Ans: This depends on where you live, what size dish you have, and how low you can "aim" your dish to the horizon. Playing with the Intelsats, Panamsat, and the Russian Statsionar birds is something that folks on the East coast of the USA do all the time. You should have a LARGE dish though, 16 to 20 feet to really do the job, though people HAVE picked up signals with dishes as small as 7 1/2 feet from as far west as Minnesota. With the average 10 to 12 foot dish you may do just fine. To receive the signals, you will need a few modifications to your system. You will need a circular feed, as unlike Domestic USA birds that are Horizontally or Vertically polarized, International satellites use Right Hand, or Left Hand Circular Polarization. If you have a monster dish, you can get by without the proper feed, but you will loose at least 3 to 5 db of signal. Chaparral makes a special feed for international satellites, at a cost of around $325.


Q.6 : What does it cost to add Ku to my system? ( Amjad, Quetta)

Ans: If your dish is KU compatible (some mesh dishes are not) all you need to add OUTSIDE is a DUAL BAND FEED, such as the COROTOR II, and an additional KU LNB. The cost for this will be between $188 and $300 depending on where you buy, and how sensitive your KU LNB will be. To tell if your mesh dish will work on KU measure the size of the holes or openings in the mesh. If they are greater than 1/4 inch, you won't get good KU reception. KU LNB's are measured in DB, rather than degrees Kelvin (as C band LNB's are measured).


Q.7 : How long does a satellite "last" and why do they get regularly replaced? (Aftab Alam, Hyderabad)

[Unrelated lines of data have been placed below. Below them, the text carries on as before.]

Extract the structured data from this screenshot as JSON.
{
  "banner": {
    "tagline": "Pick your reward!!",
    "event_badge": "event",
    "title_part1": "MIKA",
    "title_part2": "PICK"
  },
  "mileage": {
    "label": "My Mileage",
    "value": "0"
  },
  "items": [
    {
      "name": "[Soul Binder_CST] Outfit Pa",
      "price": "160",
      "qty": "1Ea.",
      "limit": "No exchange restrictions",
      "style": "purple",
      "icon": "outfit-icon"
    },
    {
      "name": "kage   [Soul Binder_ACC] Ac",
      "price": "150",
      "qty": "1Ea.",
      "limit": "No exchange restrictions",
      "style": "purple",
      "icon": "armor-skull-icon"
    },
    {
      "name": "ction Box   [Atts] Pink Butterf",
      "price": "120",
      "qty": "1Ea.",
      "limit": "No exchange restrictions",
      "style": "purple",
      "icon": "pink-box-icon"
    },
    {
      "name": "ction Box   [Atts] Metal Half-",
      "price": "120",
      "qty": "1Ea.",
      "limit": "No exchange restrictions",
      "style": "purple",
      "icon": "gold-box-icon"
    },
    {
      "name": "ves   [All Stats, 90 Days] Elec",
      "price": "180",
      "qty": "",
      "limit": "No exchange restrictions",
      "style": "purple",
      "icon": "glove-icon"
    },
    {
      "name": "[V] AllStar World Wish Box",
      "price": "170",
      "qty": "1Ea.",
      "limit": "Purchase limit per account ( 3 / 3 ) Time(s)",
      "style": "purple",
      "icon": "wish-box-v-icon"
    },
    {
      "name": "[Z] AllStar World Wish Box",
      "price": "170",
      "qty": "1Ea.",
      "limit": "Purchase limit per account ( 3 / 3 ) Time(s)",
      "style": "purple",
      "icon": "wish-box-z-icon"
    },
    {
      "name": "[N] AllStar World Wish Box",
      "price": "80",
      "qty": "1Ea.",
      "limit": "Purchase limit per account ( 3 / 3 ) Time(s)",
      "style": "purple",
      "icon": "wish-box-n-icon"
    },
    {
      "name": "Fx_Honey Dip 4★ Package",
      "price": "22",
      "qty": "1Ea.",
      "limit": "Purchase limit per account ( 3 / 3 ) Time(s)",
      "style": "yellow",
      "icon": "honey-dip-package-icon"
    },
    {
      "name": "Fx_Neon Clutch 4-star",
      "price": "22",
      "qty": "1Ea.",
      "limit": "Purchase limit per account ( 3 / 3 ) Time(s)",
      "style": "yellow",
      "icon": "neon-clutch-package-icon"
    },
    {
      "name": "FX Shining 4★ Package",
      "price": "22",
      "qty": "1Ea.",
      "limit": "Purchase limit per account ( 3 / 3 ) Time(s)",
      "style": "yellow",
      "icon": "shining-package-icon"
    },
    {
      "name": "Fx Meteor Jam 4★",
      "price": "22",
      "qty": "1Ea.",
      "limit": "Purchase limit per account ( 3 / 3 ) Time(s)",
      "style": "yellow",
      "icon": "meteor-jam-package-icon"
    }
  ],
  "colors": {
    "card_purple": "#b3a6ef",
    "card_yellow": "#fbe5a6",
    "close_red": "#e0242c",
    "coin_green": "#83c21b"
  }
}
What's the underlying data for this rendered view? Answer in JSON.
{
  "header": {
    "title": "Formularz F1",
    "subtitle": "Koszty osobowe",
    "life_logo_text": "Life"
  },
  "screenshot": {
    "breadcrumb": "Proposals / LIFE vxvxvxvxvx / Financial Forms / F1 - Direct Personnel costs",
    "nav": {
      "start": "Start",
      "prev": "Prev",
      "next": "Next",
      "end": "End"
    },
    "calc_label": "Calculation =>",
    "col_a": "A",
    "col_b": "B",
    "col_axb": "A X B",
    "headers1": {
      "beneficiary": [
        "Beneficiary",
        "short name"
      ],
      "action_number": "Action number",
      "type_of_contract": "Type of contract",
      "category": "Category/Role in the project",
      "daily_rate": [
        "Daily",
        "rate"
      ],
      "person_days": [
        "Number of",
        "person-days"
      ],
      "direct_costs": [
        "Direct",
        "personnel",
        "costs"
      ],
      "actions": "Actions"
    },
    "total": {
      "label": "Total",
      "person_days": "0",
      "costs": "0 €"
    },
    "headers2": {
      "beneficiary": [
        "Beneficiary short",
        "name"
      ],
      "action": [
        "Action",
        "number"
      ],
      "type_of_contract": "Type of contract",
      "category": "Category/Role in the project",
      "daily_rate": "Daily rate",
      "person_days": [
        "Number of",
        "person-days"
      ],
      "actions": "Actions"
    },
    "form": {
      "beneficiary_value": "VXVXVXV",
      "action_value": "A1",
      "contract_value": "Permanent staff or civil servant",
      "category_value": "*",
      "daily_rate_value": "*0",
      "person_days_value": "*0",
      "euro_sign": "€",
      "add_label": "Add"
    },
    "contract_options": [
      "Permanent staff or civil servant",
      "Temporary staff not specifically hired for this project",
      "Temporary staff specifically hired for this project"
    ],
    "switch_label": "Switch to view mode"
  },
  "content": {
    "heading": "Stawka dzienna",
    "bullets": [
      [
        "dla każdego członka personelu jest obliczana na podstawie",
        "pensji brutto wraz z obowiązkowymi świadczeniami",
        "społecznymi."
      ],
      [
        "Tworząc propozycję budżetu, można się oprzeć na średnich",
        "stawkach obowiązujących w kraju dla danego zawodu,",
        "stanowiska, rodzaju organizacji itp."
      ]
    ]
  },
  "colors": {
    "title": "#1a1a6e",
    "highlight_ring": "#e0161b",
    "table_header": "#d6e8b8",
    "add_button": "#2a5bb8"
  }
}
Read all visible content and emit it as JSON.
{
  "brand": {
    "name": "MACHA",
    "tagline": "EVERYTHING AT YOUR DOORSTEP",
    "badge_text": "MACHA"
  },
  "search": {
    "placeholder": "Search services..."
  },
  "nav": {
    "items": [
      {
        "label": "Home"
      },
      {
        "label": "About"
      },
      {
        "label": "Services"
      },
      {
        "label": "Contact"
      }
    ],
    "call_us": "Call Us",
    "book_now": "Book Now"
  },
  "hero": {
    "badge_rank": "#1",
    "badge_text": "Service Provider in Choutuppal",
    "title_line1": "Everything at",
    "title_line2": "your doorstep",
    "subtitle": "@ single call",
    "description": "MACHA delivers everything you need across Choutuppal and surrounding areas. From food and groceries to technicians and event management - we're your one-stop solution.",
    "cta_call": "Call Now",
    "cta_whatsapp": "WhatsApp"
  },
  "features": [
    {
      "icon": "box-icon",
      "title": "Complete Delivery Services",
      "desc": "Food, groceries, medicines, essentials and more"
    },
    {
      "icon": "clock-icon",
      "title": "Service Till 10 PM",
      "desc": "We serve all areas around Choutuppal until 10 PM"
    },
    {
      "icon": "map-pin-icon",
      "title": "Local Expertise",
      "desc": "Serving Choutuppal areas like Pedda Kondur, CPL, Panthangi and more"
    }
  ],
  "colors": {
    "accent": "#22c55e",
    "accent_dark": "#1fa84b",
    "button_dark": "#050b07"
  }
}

Ans: The average lifespan for a communications satellite is about 10 years. While the electronics inside the satellite can last many years, the determining factor is the "station keeping fuel". Satellites only "appear to be stationary because of their location in the Clarke Belt, in reality they are whirring about the planet, and their orbits become eccentric if left alone. So each satellite has small rockets on board to regularly adjust the orbit of the bird. After 10 years this fuel runs out, and the satellite can no longer be adjusted with respect to its position. This causes the satellite to start to appear to "wobble" up and down in the orbital plane, and eventually become unusable. Before this happens, a replacement bird is launched, and the old satellite is unceremoniously "kicked" up into a higher "parking" orbit.